Hi! I am just starting out in fish keeping an am learning so much by reading books from the library and forums.

I was given a betta in a glass cube. I immediately upgraded him to a 1 gallon tank. I do 100% daily water changes and he seems quite happy. He came to me very sad and faded looking. He had little pin holes on his fins that have all healed up, his color is vibrant and he seem just active and happy.

I just got him a 20 gallon Long tank so that he can have more room to swim and I can keep the water conditions stable without so many water changes. I am currently on day 4 of a fishless cycle. I was just wondering if I can keep 8 axelrod rasboras with him. I really wanted to keep neon tetras but am so afraid of fin nipping. Any suggestions?

I want La La (Betta) to have plenty of room, but would also like to bring life to the tank with some schooling fish.

I have a 20 gallon Long tank
heater
power filter meant for 10 - 30 gallons
oh and a master fresh water test kit.


----------



## BlueHaven (Jul 17, 2010)

I don't think you can, but someone else may be able to help you more. Since you have a huge tank, you can try putting snails or ghost shrimp in with him. Those are the ones I know should be okay with him in that size. Though snails produce a lot of waste. As long as it's kept clean, it would be fine!I know there are some schooling fish that people keep in large tanks with a betta, but I don't know enough on that to give you a fact answer.


----------



## karlhague (Aug 9, 2010)

BlueHaven said:


> I don't think you can, but someone else may be able to help you more. Since you have a huge tank, you can try putting snails or ghost shrimp in with him. Those are the ones I know should be okay with him in that size. Though snails produce a lot of waste. As long as it's kept clean, it would be fine!I know there are some schooling fish that people keep in large tanks with a betta, but I don't know enough on that to give you a fact answer.
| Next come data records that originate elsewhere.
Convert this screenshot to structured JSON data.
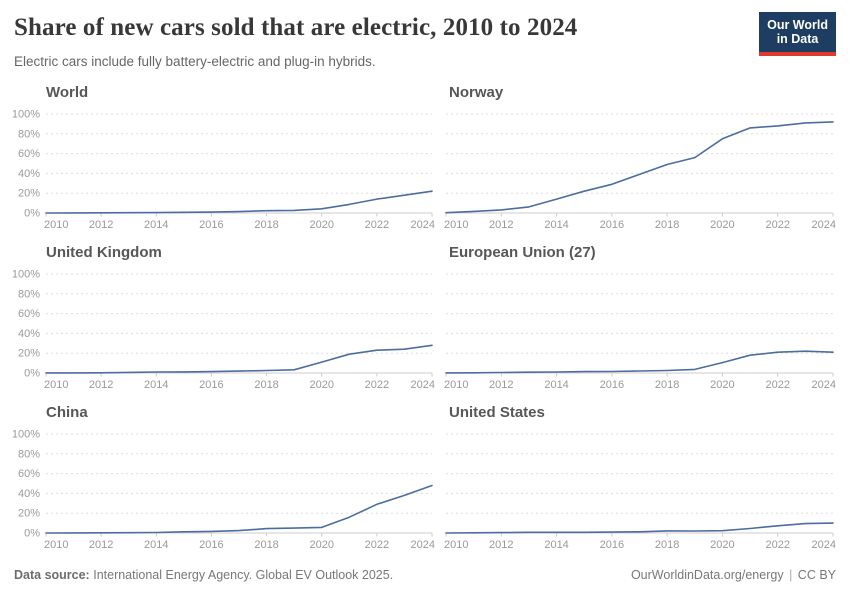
{
  "header": {
    "title": "Share of new cars sold that are electric, 2010 to 2024",
    "subtitle": "Electric cars include fully battery-electric and plug-in hybrids."
  },
  "logo": {
    "line1": "Our World",
    "line2": "in Data",
    "bg_color": "#1d3d63",
    "accent_color": "#e0392f"
  },
  "footer": {
    "datasource_label": "Data source:",
    "datasource_text": "International Energy Agency. Global EV Outlook 2025.",
    "link": "OurWorldinData.org/energy",
    "separator": "|",
    "license": "CC BY"
  },
  "chart_data": {
    "type": "line",
    "unit": "%",
    "x": [
      2010,
      2011,
      2012,
      2013,
      2014,
      2015,
      2016,
      2017,
      2018,
      2019,
      2020,
      2021,
      2022,
      2023,
      2024
    ],
    "xticks": [
      2010,
      2012,
      2014,
      2016,
      2018,
      2020,
      2022,
      2024
    ],
    "yticks": [
      0,
      20,
      40,
      60,
      80,
      100
    ],
    "ytick_suffix": "%",
    "ylim": [
      0,
      100
    ],
    "grid": "horizontal-dashed",
    "legend": "none",
    "line_color": "#4c6e9f",
    "axis_color": "#cccccc",
    "grid_color": "#dddddd",
    "tick_label_color": "#999999",
    "panels": [
      {
        "title": "World",
        "values": [
          0.0,
          0.1,
          0.2,
          0.3,
          0.4,
          0.7,
          0.9,
          1.4,
          2.3,
          2.6,
          4.2,
          8.7,
          14,
          18,
          22
        ]
      },
      {
        "title": "Norway",
        "values": [
          0.3,
          1.6,
          3.1,
          6.2,
          14,
          22,
          29,
          39,
          49,
          56,
          75,
          86,
          88,
          91,
          92
        ]
      },
      {
        "title": "United Kingdom",
        "values": [
          0.1,
          0.1,
          0.2,
          0.6,
          1.0,
          1.1,
          1.4,
          1.9,
          2.5,
          3.2,
          11,
          19,
          23,
          24,
          28
        ]
      },
      {
        "title": "European Union (27)",
        "values": [
          0.1,
          0.2,
          0.5,
          0.8,
          1.0,
          1.4,
          1.5,
          2.0,
          2.5,
          3.6,
          10.5,
          18,
          21,
          22,
          21
        ]
      },
      {
        "title": "China",
        "values": [
          0.0,
          0.1,
          0.2,
          0.3,
          0.5,
          1.2,
          1.6,
          2.4,
          4.4,
          4.9,
          5.7,
          16,
          29,
          38,
          48
        ]
      },
      {
        "title": "United States",
        "values": [
          0.0,
          0.2,
          0.4,
          0.7,
          0.7,
          0.7,
          0.9,
          1.2,
          2.1,
          2.0,
          2.3,
          4.5,
          7.3,
          9.5,
          10
        ]
      }
    ]
  }
}
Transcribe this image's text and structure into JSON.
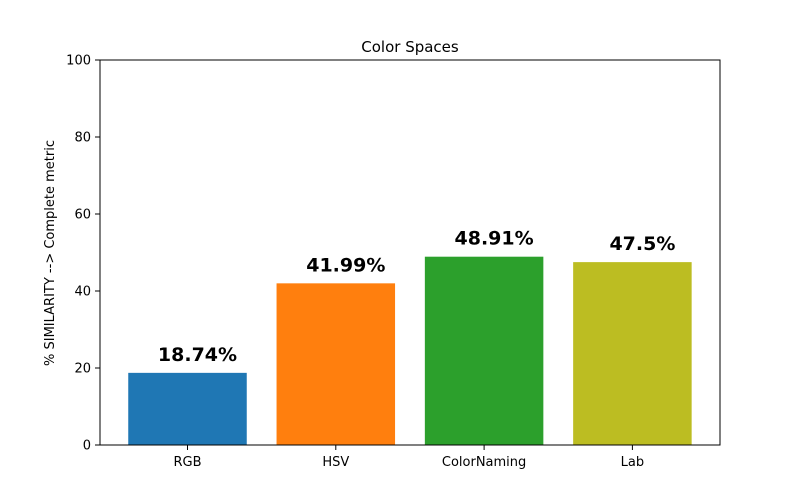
{
  "chart_data": {
    "type": "bar",
    "title": "Color Spaces",
    "xlabel": "",
    "ylabel": "% SIMILARITY --> Complete metric",
    "categories": [
      "RGB",
      "HSV",
      "ColorNaming",
      "Lab"
    ],
    "values": [
      18.74,
      41.99,
      48.91,
      47.5
    ],
    "data_labels": [
      "18.74%",
      "41.99%",
      "48.91%",
      "47.5%"
    ],
    "colors": [
      "#1f77b4",
      "#ff7f0e",
      "#2ca02c",
      "#bcbd22"
    ],
    "ylim": [
      0,
      100
    ],
    "yticks": [
      0,
      20,
      40,
      60,
      80,
      100
    ],
    "grid": false,
    "legend": "none"
  }
}
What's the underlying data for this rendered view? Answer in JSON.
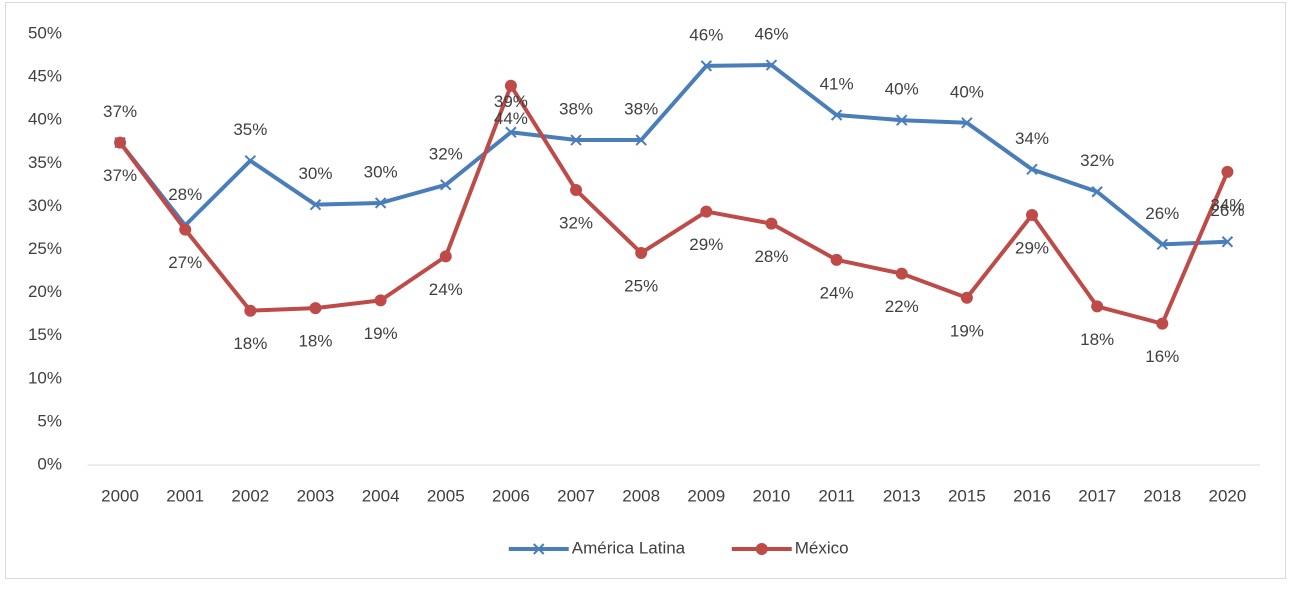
{
  "chart_data": {
    "type": "line",
    "categories": [
      "2000",
      "2001",
      "2002",
      "2003",
      "2004",
      "2005",
      "2006",
      "2007",
      "2008",
      "2009",
      "2010",
      "2011",
      "2013",
      "2015",
      "2016",
      "2017",
      "2018",
      "2020"
    ],
    "series": [
      {
        "name": "América Latina",
        "color": "#4a7ebb",
        "marker": "x",
        "values": [
          37.4,
          27.8,
          35.3,
          30.2,
          30.4,
          32.5,
          38.6,
          37.7,
          37.7,
          46.3,
          46.4,
          40.6,
          40.0,
          39.7,
          34.3,
          31.7,
          25.6,
          25.9
        ],
        "value_labels": [
          "37%",
          "28%",
          "35%",
          "30%",
          "30%",
          "32%",
          "39%",
          "38%",
          "38%",
          "46%",
          "46%",
          "41%",
          "40%",
          "40%",
          "34%",
          "32%",
          "26%",
          "26%"
        ]
      },
      {
        "name": "México",
        "color": "#be4b48",
        "marker": "circle",
        "values": [
          37.4,
          27.3,
          17.9,
          18.2,
          19.1,
          24.2,
          44.0,
          31.9,
          24.6,
          29.4,
          28.0,
          23.8,
          22.2,
          19.4,
          29.0,
          18.4,
          16.4,
          34.0
        ],
        "value_labels": [
          "37%",
          "27%",
          "18%",
          "18%",
          "19%",
          "24%",
          "44%",
          "32%",
          "25%",
          "29%",
          "28%",
          "24%",
          "22%",
          "19%",
          "29%",
          "18%",
          "16%",
          "34%"
        ]
      }
    ],
    "ylim": [
      0,
      50
    ],
    "yticks": [
      {
        "value": 0,
        "label": "0%"
      },
      {
        "value": 5,
        "label": "5%"
      },
      {
        "value": 10,
        "label": "10%"
      },
      {
        "value": 15,
        "label": "15%"
      },
      {
        "value": 20,
        "label": "20%"
      },
      {
        "value": 25,
        "label": "25%"
      },
      {
        "value": 30,
        "label": "30%"
      },
      {
        "value": 35,
        "label": "35%"
      },
      {
        "value": 40,
        "label": "40%"
      },
      {
        "value": 45,
        "label": "45%"
      },
      {
        "value": 50,
        "label": "50%"
      }
    ],
    "grid": false,
    "legend": "bottom"
  }
}
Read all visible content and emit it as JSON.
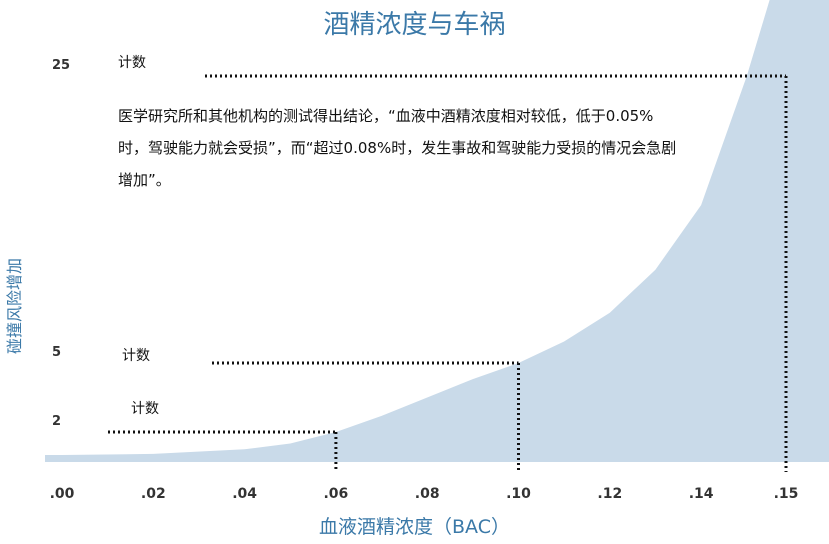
{
  "chart_data": {
    "type": "area",
    "title": "酒精浓度与车祸",
    "xlabel": "血液酒精浓度（BAC）",
    "ylabel": "碰撞风险增加",
    "x_ticks": [
      ".00",
      ".02",
      ".04",
      ".06",
      ".08",
      ".10",
      ".12",
      ".14",
      ".15"
    ],
    "y_ticks": [
      "2",
      "5",
      "25"
    ],
    "series": [
      {
        "x": [
          0.0,
          0.02,
          0.04,
          0.05,
          0.06,
          0.07,
          0.08,
          0.09,
          0.1,
          0.11,
          0.12,
          0.13,
          0.14,
          0.15,
          0.155
        ],
        "y": [
          1.0,
          1.05,
          1.25,
          1.5,
          2.0,
          2.7,
          3.5,
          4.3,
          5.0,
          6.5,
          8.5,
          11.5,
          16.0,
          25.0,
          32.0
        ]
      }
    ],
    "annotations": [
      {
        "label": "计数",
        "x": 0.06,
        "y": 2
      },
      {
        "label": "计数",
        "x": 0.1,
        "y": 5
      },
      {
        "label": "计数",
        "x": 0.15,
        "y": 25
      }
    ],
    "note": "医学研究所和其他机构的测试得出结论，“血液中酒精浓度相对较低，低于0.05%时，驾驶能力就会受损”，而“超过0.08%时，发生事故和驾驶能力受损的情况会急剧增加”。",
    "colors": {
      "area": "#c9dae9",
      "title": "#3b79a8",
      "dots": "#111111"
    }
  }
}
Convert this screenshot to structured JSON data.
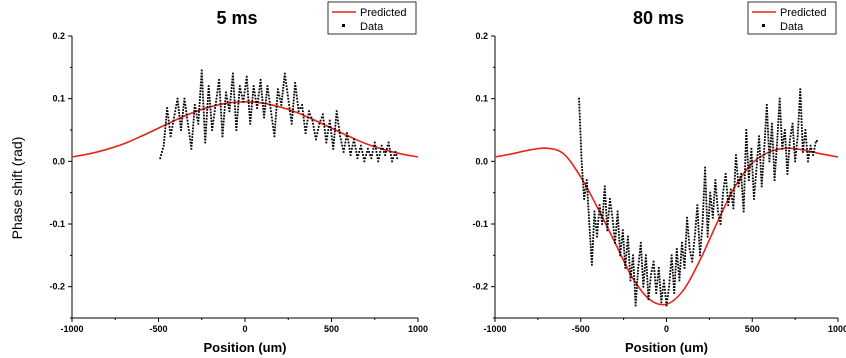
{
  "figure": {
    "ylabel": "Phase shift (rad)"
  },
  "colors": {
    "predicted": "#e8221b",
    "data": "#000000",
    "axis": "#000000"
  },
  "chart_data": [
    {
      "type": "line",
      "title": "5 ms",
      "xlabel": "Position (um)",
      "ylabel": "Phase shift (rad)",
      "xlim": [
        -1000,
        1000
      ],
      "ylim": [
        -0.25,
        0.2
      ],
      "xticks": [
        -1000,
        -500,
        0,
        500,
        1000
      ],
      "xtick_labels": [
        "-1000",
        "-500",
        "0",
        "500",
        "1000"
      ],
      "yticks": [
        -0.2,
        -0.1,
        0.0,
        0.1,
        0.2
      ],
      "ytick_labels": [
        "-0.2",
        "-0.1",
        "0.0",
        "0.1",
        "0.2"
      ],
      "legend": {
        "position": "top-right",
        "entries": [
          "Predicted",
          "Data"
        ]
      },
      "series": [
        {
          "name": "Predicted",
          "style": "line",
          "x": [
            -1000,
            -900,
            -800,
            -700,
            -600,
            -500,
            -400,
            -300,
            -200,
            -100,
            0,
            100,
            200,
            300,
            400,
            500,
            600,
            700,
            800,
            900,
            1000
          ],
          "y": [
            0.007,
            0.012,
            0.019,
            0.028,
            0.04,
            0.053,
            0.066,
            0.078,
            0.087,
            0.093,
            0.095,
            0.093,
            0.087,
            0.078,
            0.066,
            0.053,
            0.04,
            0.028,
            0.019,
            0.012,
            0.007
          ]
        },
        {
          "name": "Data",
          "style": "dots",
          "x": [
            -490,
            -470,
            -450,
            -430,
            -410,
            -390,
            -370,
            -350,
            -330,
            -310,
            -290,
            -270,
            -250,
            -230,
            -210,
            -190,
            -170,
            -150,
            -130,
            -110,
            -90,
            -70,
            -50,
            -30,
            -10,
            10,
            30,
            50,
            70,
            90,
            110,
            130,
            150,
            170,
            190,
            210,
            230,
            250,
            270,
            290,
            310,
            330,
            350,
            370,
            390,
            410,
            430,
            450,
            470,
            490,
            510,
            530,
            550,
            570,
            590,
            610,
            630,
            650,
            670,
            690,
            710,
            730,
            750,
            770,
            790,
            810,
            830,
            850,
            870,
            885
          ],
          "y": [
            0.005,
            0.025,
            0.085,
            0.04,
            0.07,
            0.1,
            0.05,
            0.1,
            0.06,
            0.02,
            0.09,
            0.06,
            0.145,
            0.03,
            0.12,
            0.05,
            0.09,
            0.13,
            0.04,
            0.11,
            0.08,
            0.14,
            0.05,
            0.12,
            0.095,
            0.135,
            0.06,
            0.12,
            0.085,
            0.13,
            0.07,
            0.12,
            0.08,
            0.04,
            0.115,
            0.09,
            0.14,
            0.1,
            0.06,
            0.125,
            0.08,
            0.09,
            0.045,
            0.08,
            0.065,
            0.035,
            0.06,
            0.075,
            0.03,
            0.065,
            0.02,
            0.08,
            0.04,
            0.015,
            0.045,
            0.01,
            0.035,
            0.005,
            0.025,
            0.0,
            0.02,
            0.005,
            0.03,
            0.0,
            0.025,
            0.01,
            0.03,
            0.0,
            0.015,
            0.0
          ]
        }
      ]
    },
    {
      "type": "line",
      "title": "80 ms",
      "xlabel": "Position (um)",
      "ylabel": "",
      "xlim": [
        -1000,
        1000
      ],
      "ylim": [
        -0.25,
        0.2
      ],
      "xticks": [
        -1000,
        -500,
        0,
        500,
        1000
      ],
      "xtick_labels": [
        "-1000",
        "-500",
        "0",
        "500",
        "1000"
      ],
      "yticks": [
        -0.2,
        -0.1,
        0.0,
        0.1,
        0.2
      ],
      "ytick_labels": [
        "-0.2",
        "-0.1",
        "0.0",
        "0.1",
        "0.2"
      ],
      "legend": {
        "position": "top-right",
        "entries": [
          "Predicted",
          "Data"
        ]
      },
      "series": [
        {
          "name": "Predicted",
          "style": "line",
          "x": [
            -1000,
            -900,
            -800,
            -700,
            -600,
            -500,
            -400,
            -300,
            -200,
            -100,
            0,
            100,
            200,
            300,
            400,
            500,
            600,
            700,
            800,
            900,
            1000
          ],
          "y": [
            0.007,
            0.012,
            0.018,
            0.021,
            0.012,
            -0.025,
            -0.075,
            -0.13,
            -0.185,
            -0.22,
            -0.228,
            -0.205,
            -0.155,
            -0.095,
            -0.04,
            -0.003,
            0.015,
            0.021,
            0.018,
            0.012,
            0.007
          ]
        },
        {
          "name": "Data",
          "style": "dots",
          "x": [
            -510,
            -495,
            -480,
            -465,
            -450,
            -435,
            -420,
            -405,
            -390,
            -375,
            -360,
            -345,
            -330,
            -315,
            -300,
            -285,
            -270,
            -255,
            -240,
            -225,
            -210,
            -195,
            -180,
            -165,
            -150,
            -135,
            -120,
            -105,
            -90,
            -75,
            -60,
            -45,
            -30,
            -15,
            0,
            15,
            30,
            45,
            60,
            75,
            90,
            105,
            120,
            135,
            150,
            165,
            180,
            195,
            210,
            225,
            240,
            255,
            270,
            285,
            300,
            315,
            330,
            345,
            360,
            375,
            390,
            405,
            420,
            435,
            450,
            465,
            480,
            495,
            510,
            525,
            540,
            555,
            570,
            585,
            600,
            615,
            630,
            645,
            660,
            675,
            690,
            705,
            720,
            735,
            750,
            765,
            780,
            795,
            810,
            825,
            840,
            855,
            870,
            885
          ],
          "y": [
            0.1,
            0.0,
            -0.06,
            -0.03,
            -0.1,
            -0.165,
            -0.08,
            -0.12,
            -0.07,
            -0.1,
            -0.04,
            -0.11,
            -0.06,
            -0.09,
            -0.13,
            -0.08,
            -0.15,
            -0.11,
            -0.17,
            -0.12,
            -0.19,
            -0.15,
            -0.23,
            -0.17,
            -0.13,
            -0.2,
            -0.15,
            -0.22,
            -0.18,
            -0.16,
            -0.21,
            -0.17,
            -0.225,
            -0.19,
            -0.23,
            -0.2,
            -0.15,
            -0.21,
            -0.14,
            -0.19,
            -0.13,
            -0.17,
            -0.09,
            -0.14,
            -0.16,
            -0.12,
            -0.07,
            -0.15,
            -0.1,
            -0.01,
            -0.12,
            -0.05,
            -0.09,
            -0.03,
            -0.08,
            -0.1,
            -0.05,
            -0.02,
            -0.07,
            -0.045,
            -0.075,
            0.01,
            -0.04,
            -0.02,
            -0.08,
            0.05,
            -0.03,
            0.02,
            -0.06,
            -0.01,
            0.04,
            -0.04,
            0.02,
            0.09,
            0.0,
            0.06,
            -0.03,
            0.03,
            0.1,
            0.02,
            0.05,
            -0.02,
            0.035,
            0.06,
            0.0,
            0.04,
            0.115,
            0.015,
            0.05,
            0.0,
            0.025,
            0.01,
            0.03,
            0.035
          ]
        }
      ]
    }
  ]
}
if hes not Aggressive try putting him with some Corydoras


----------



## pisces74 (Aug 24, 2010)

Thank you for the replies. I will keep reading. I am so confused cuz with bettas there is so much conflicting information.


----------



## JB5 (May 22, 2010)

I would put about 6 julii cory's in with him. I get a kick out of watching them. We have Rosy zebra danio's that do well too. Shrimp are alwasy fun to watch. With a 20 gal you could be several fish in with him, just make sure there are caves and plants to hide out in. Not to sure of the rasbora's. But loaches, tetras, platy's, swordtails, clouds are all ok. Rainbows might be ok as since they are pretty non aggressive.


----------



## pisces74 (Aug 24, 2010)

Thank you JB5. I am new to fish keeping. The betta is my very first fish. I learned about cycling tanks, after I brought him home. He was given to me and I was not prepared. =[ When I bought the tank, I still knew nothing of the nitrogen cycle, the guy at petsmart saw me looking at some little tetras and suggested I get another betta cuz they were very hardy. I am thinking now, he could see that I knew nothing and would just plop them in a tank full of unconditioned tap water. Well I didn't buy any tankmates then and I am so happy that I didn't. What a horrible way to start.

I will research the fish you have suggested making sure tank conditions and set up will be suited for betta and if any future tankmates. He sure seem to be enjoying all that space!


----------



## kaythenewbie (Aug 23, 2010)

I'm cycling a 20 g. now for a male betta, African Dwarf Frogs, Glowlight Tetra, and Harlequin Rasboras. So hopefully it works. But it might not. Have a backup plan just in case.


----------